Filed under Readings in Politics

4 responses to “All Zarqawi, all the time

  1. manuelbuencamino

    Zarqawi, Saddam, Osama are necessary ingredients of wartime propaganda. They give a face to the enemy. The uglier, more subhuman and evil they look the better it is.

    In a very important way, they serve to minimize the horror of innocent civilians being killed because they are collateral damage or an acceptable cost to defeating “evil”

  2. DJB

    But PDI’s Editorial stunk. It claimed Zarqawi killed only dozens of Iraqis. violation of the code of professional conduct, John: intentional inaccuracy in aid of ideology.

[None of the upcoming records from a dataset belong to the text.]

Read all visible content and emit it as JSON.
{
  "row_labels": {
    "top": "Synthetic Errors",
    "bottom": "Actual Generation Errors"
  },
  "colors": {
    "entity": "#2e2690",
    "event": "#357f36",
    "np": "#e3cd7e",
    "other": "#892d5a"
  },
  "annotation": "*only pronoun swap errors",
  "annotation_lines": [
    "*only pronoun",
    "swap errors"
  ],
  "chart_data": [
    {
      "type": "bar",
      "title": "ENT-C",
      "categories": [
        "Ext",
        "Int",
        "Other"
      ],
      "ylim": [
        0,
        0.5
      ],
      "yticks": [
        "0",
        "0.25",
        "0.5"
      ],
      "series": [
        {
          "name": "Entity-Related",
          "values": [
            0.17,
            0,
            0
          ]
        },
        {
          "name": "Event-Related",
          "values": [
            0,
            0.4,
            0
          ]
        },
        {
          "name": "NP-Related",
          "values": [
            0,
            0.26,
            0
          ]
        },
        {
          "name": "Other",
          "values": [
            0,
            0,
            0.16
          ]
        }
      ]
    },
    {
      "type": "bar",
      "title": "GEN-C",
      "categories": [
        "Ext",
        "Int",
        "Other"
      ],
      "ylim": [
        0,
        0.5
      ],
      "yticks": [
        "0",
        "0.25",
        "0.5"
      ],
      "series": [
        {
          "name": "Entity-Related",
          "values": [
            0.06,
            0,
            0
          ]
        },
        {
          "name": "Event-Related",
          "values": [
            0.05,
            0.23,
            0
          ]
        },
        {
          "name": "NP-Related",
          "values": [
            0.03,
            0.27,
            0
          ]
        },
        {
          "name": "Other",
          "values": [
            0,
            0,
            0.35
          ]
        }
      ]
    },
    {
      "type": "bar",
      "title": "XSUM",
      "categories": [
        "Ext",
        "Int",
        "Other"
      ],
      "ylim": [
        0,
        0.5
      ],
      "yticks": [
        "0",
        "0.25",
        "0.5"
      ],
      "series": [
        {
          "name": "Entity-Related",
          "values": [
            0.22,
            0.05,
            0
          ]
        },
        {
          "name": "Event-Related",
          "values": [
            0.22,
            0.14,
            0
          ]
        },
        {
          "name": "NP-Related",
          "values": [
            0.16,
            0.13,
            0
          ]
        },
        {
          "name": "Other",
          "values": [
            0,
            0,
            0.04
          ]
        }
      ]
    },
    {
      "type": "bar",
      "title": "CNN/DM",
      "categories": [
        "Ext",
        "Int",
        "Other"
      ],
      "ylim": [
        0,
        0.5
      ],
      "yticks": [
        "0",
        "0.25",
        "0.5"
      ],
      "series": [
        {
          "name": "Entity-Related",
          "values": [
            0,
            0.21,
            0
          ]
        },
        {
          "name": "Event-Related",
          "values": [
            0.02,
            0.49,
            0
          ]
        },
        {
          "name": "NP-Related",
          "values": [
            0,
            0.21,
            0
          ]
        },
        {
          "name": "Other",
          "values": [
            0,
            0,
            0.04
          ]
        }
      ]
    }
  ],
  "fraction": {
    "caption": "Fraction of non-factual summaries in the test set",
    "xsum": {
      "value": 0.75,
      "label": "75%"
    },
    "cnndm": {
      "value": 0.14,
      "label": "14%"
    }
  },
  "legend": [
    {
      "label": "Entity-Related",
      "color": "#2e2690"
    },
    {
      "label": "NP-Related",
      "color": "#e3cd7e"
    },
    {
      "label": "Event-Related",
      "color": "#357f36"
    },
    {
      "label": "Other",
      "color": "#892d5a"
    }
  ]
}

Pathetic.

  3. You mean this editorial, Dean? http://news.inq7.net/opinion/index.php?index=2&story_id=78751&col=84

    The one that referred to two important articles, a profile in the Atlantic Monthly and a scoop in the Washington Post?(The Post’s exclusive: http://www.washingtonpost.com/wp-dyn/content/article/2006/04/09/AR2006040900890.html)

    That scoop where the following statement can be read?

    “U.S. authorities have said he is responsible for dozens of deaths in Iraq and have placed a $25 million bounty on his head.”

    I guess the Washington Post, despite its sterling reporting on the Iraq war, is, ah, intentionally inaccurate too!

  4. Beyond the dispute in regard to facts, is the ‘tension’ between mainstream media and bloggers-as-alternative also at play here? Or is there something else? 🙂

    By the way, can I link to your blog John?